Netflix Full-Year Report 2023

 

Revenue in Q4 grew 12% year over year, or 13% on a foreign exchange (F/X) neutral basis. Our healthy top line growth reflects the benefits of paid sharing, our recent price changes and the strength of our underlying business driven by a strong slate. Revenue was $0.1B (2%) above our October forecast due to favorable F/X movement and stronger than anticipated membership growth. Paid net additions totaled 13.1M in Q4’23 vs. 7.7M in Q4’22 — our largest Q4 ever. ARM was up 1% year over year on both a reported and F/X neutral basis. This was in-line with our expectations of “roughly flat year-over-year” ARM due to limited price increases over the last 18 months, as well as price reductions in some countries early in 2023, which were partially offset by price rises in the US, UK and France in Q4’23.

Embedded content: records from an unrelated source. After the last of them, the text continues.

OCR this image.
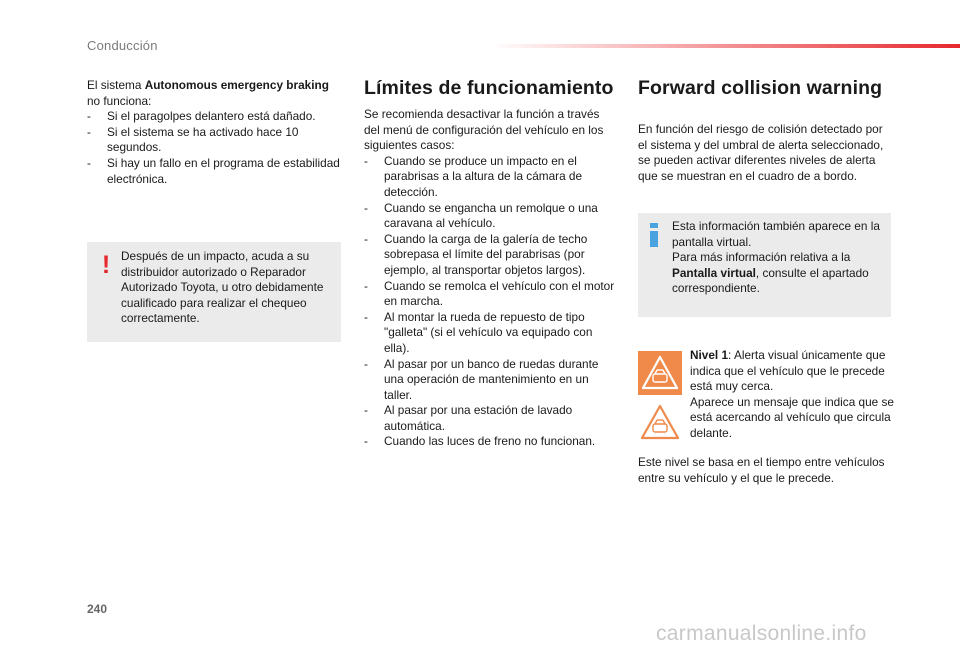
Conducción

El sistema Autonomous emergency braking no funciona:

- Si el paragolpes delantero está dañado.
- Si el sistema se ha activado hace 10 segundos.
- Si hay un fallo en el programa de estabilidad electrónica.
! Después de un impacto, acuda a su distribuidor autorizado o Reparador Autorizado Toyota, u otro debidamente cualificado para realizar el chequeo correctamente.
Límites de funcionamiento

Se recomienda desactivar la función a través del menú de configuración del vehículo en los siguientes casos:

- Cuando se produce un impacto en el parabrisas a la altura de la cámara de detección.
- Cuando se engancha un remolque o una caravana al vehículo.
- Cuando la carga de la galería de techo sobrepasa el límite del parabrisas (por ejemplo, al transportar objetos largos).
- Cuando se remolca el vehículo con el motor en marcha.
- Al montar la rueda de repuesto de tipo "galleta" (si el vehículo va equipado con ella).
- Al pasar por un banco de ruedas durante una operación de mantenimiento en un taller.
- Al pasar por una estación de lavado automática.
- Cuando las luces de freno no funcionan.
Forward collision warning

En función del riesgo de colisión detectado por el sistema y del umbral de alerta seleccionado, se pueden activar diferentes niveles de alerta que se muestran en el cuadro de a bordo.

Esta información también aparece en la pantalla virtual.
Para más información relativa a la Pantalla virtual, consulte el apartado correspondiente.

Nivel 1: Alerta visual únicamente que indica que el vehículo que le precede está muy cerca.

Aparece un mensaje que indica que se está acercando al vehículo que circula delante.

Este nivel se basa en el tiempo entre vehículos entre su vehículo y el que le precede.
240
carmanualsonline.info
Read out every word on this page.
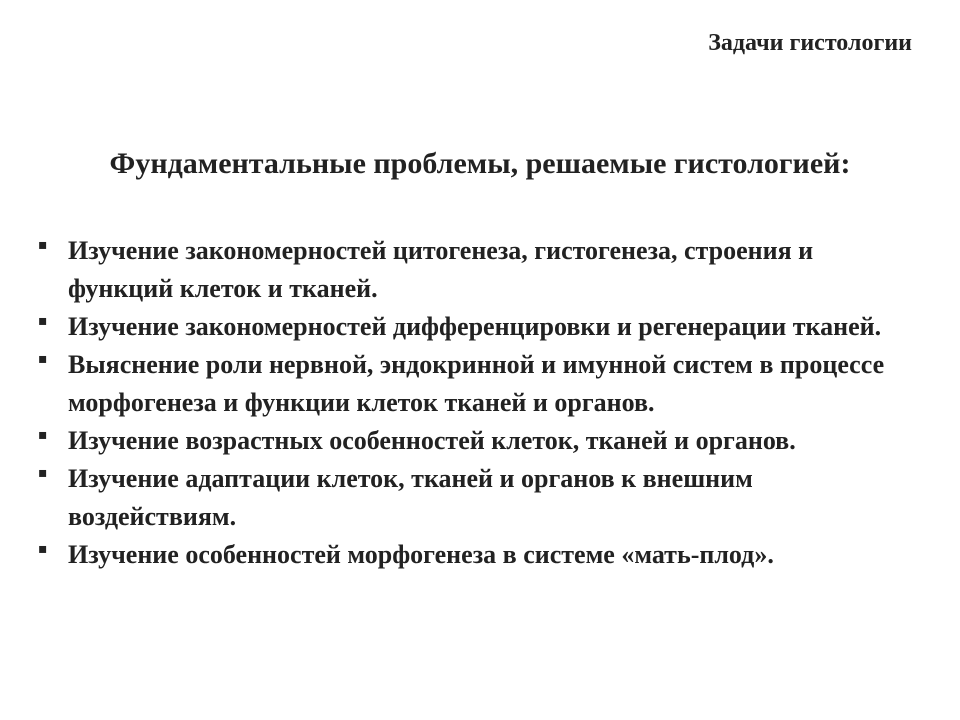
Задачи гистологии
Фундаментальные проблемы, решаемые гистологией:
▪ Изучение закономерностей цитогенеза, гистогенеза, строения и функций клеток и тканей.
▪ Изучение закономерностей дифференцировки и регенерации тканей.
▪ Выяснение роли нервной, эндокринной и имунной систем в процессе морфогенеза и функции клеток тканей и органов.
▪ Изучение возрастных особенностей клеток, тканей и органов.
▪ Изучение адаптации клеток, тканей и органов к внешним воздействиям.
▪ Изучение особенностей морфогенеза в системе «мать-плод».
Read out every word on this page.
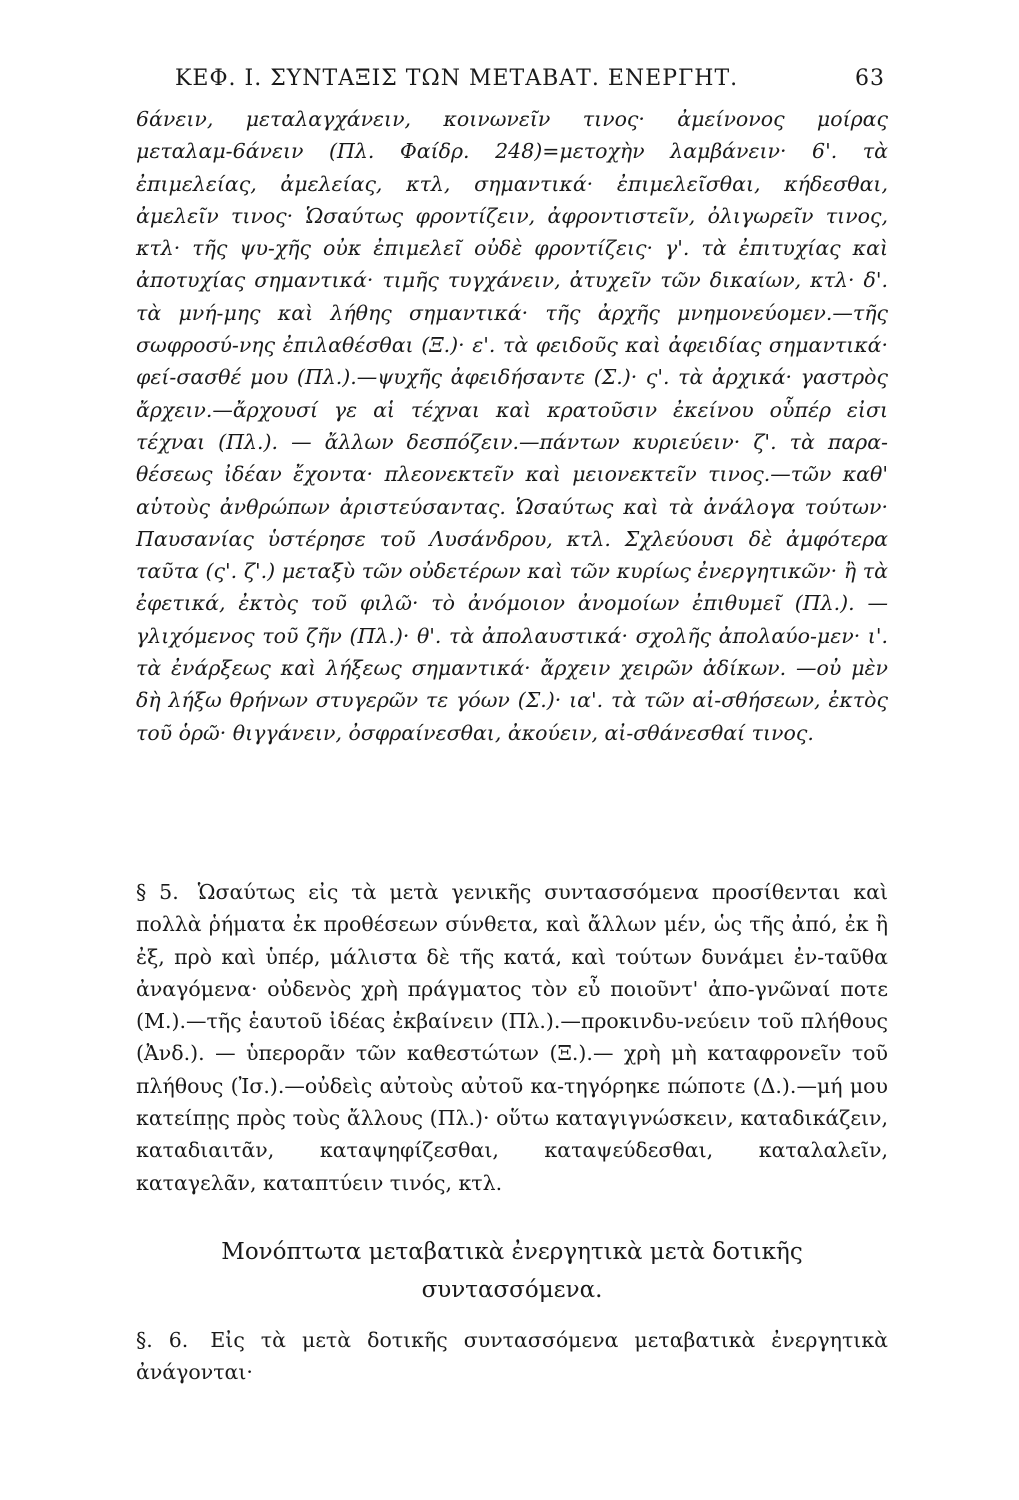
ΚΕΦ. Ι. ΣΥΝΤΑΞΙΣ ΤΩΝ ΜΕΤΑΒΑΤ. ΕΝΕΡΓΗΤ.	63

6άνειν, μεταλαγχάνειν, κοινωνεῖν τινος· ἀμείνονος μοίρας μεταλαμ-6άνειν (Πλ. Φαίδρ. 248)=μετοχὴν λαμβάνειν· 6'. τὰ ἐπιμελείας, ἀμελείας, κτλ, σημαντικά· ἐπιμελεῖσθαι, κήδεσθαι, ἀμελεῖν τινος· Ὡσαύτως φροντίζειν, ἀφροντιστεῖν, ὀλιγωρεῖν τινος, κτλ· τῆς ψυ-χῆς οὐκ ἐπιμελεῖ οὐδὲ φροντίζεις· γ'. τὰ ἐπιτυχίας καὶ ἀποτυχίας σημαντικά· τιμῆς τυγχάνειν, ἀτυχεῖν τῶν δικαίων, κτλ· δ'. τὰ μνή-μης καὶ λήθης σημαντικά· τῆς ἀρχῆς μνημονεύομεν.—τῆς σωφροσύ-νης ἐπιλαθέσθαι (Ξ.)· ε'. τὰ φειδοῦς καὶ ἀφειδίας σημαντικά· φεί-σασθέ μου (Πλ.).—ψυχῆς ἀφειδήσαντε (Σ.)· ς'. τὰ ἀρχικά· γαστρὸς ἄρχειν.—ἄρχουσί γε αἱ τέχναι καὶ κρατοῦσιν ἐκείνου οὗπέρ εἰσι τέχναι (Πλ.). — ἄλλων δεσπόζειν.—πάντων κυριεύειν· ζ'. τὰ παρα-θέσεως ἰδέαν ἔχοντα· πλεονεκτεῖν καὶ μειονεκτεῖν τινος.—τῶν καθ' αὑτοὺς ἀνθρώπων ἀριστεύσαντας. Ὡσαύτως καὶ τὰ ἀνάλογα τούτων· Παυσανίας ὑστέρησε τοῦ Λυσάνδρου, κτλ. Σχλεύουσι δὲ ἀμφότερα ταῦτα (ς'. ζ'.) μεταξὺ τῶν οὐδετέρων καὶ τῶν κυρίως ἐνεργητικῶν· ἢ τὰ ἐφετικά, ἐκτὸς τοῦ φιλῶ· τὸ ἀνόμοιον ἀνομοίων ἐπιθυμεῖ (Πλ.). —γλιχόμενος τοῦ ζῆν (Πλ.)· θ'. τὰ ἀπολαυστικά· σχολῆς ἀπολαύο-μεν· ι'. τὰ ἐνάρξεως καὶ λήξεως σημαντικά· ἄρχειν χειρῶν ἀδίκων. —οὐ μὲν δὴ λήξω θρήνων στυγερῶν τε γόων (Σ.)· ια'. τὰ τῶν αἰ-σθήσεων, ἐκτὸς τοῦ ὁρῶ· θιγγάνειν, ὀσφραίνεσθαι, ἀκούειν, αἰ-σθάνεσθαί τινος.

§ 5. Ὡσαύτως εἰς τὰ μετὰ γενικῆς συντασσόμενα προσίθενται καὶ πολλὰ ῥήματα ἐκ προθέσεων σύνθετα, καὶ ἄλλων μέν, ὡς τῆς ἀπό, ἐκ ἢ ἐξ, πρὸ καὶ ὑπέρ, μάλιστα δὲ τῆς κατά, καὶ τούτων δυνάμει ἐν-ταῦθα ἀναγόμενα· οὐδενὸς χρὴ πράγματος τὸν εὖ ποιοῦντ' ἀπο-γνῶναί ποτε (Μ.).—τῆς ἑαυτοῦ ἰδέας ἐκβαίνειν (Πλ.).—προκινδυ-νεύειν τοῦ πλήθους (Ἀνδ.). — ὑπερορᾶν τῶν καθεστώτων (Ξ.).— χρὴ μὴ καταφρονεῖν τοῦ πλήθους (Ἰσ.).—οὐδεὶς αὐτοὺς αὐτοῦ κα-τηγόρηκε πώποτε (Δ.).—μή μου κατείπῃς πρὸς τοὺς ἄλλους (Πλ.)· οὕτω καταγιγνώσκειν, καταδικάζειν, καταδιαιτᾶν, καταψηφίζεσθαι, καταψεύδεσθαι, καταλαλεῖν, καταγελᾶν, καταπτύειν τινός, κτλ.

Μονόπτωτα μεταβατικὰ ἐνεργητικὰ μετὰ δοτικῆς
συντασσόμενα.

§. 6. Εἰς τὰ μετὰ δοτικῆς συντασσόμενα μεταβατικὰ ἐνεργητικὰ ἀνάγονται·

In Q4’23, operating income amounted to $1.5B, up from $0.5B in the year ago period, while operating
margin improved to 17% vs. 7% in the year ago quarter. We under-forecasted both operating income and
operating margin (forecast of $1.2B and 13%, respectively) due to the revenue upside in the quarter and
lower-than-planned spending. For 2023, we generated $7B of operating income, up 23% year over year.
Operating margin for 2023 was 21% (both reported and using F/X rates at the beginning of 2023) —
ahead of our 18%-20% beginning-of-year forecast.

EPS for the fourth quarter was $2.11 compared with $0.12 last year and our forecast of $2.15. EPS
includes a $239 million non-cash unrealized loss from F/X remeasurement on our Euro denominated
debt (due to the intra-quarter depreciation of the US dollar against most currencies).

As a reminder, the quarterly guidance we provide is our actual internal forecast at the time we report.
Our primary financial metrics are revenue for growth and operating margin for profitability. Our goals are to sustain healthy revenue growth, expand operating margin and deliver growing free cash flow.

We seek to provide a range of prices and plans to meet a wide range of needs, including highly competitive starting prices. As we invest in and improve Netflix, we’ll occasionally ask our members to pay a little extra to reflect those improvements, which in turn helps drive the positive flywheel of additional investment to further improve and grow our service.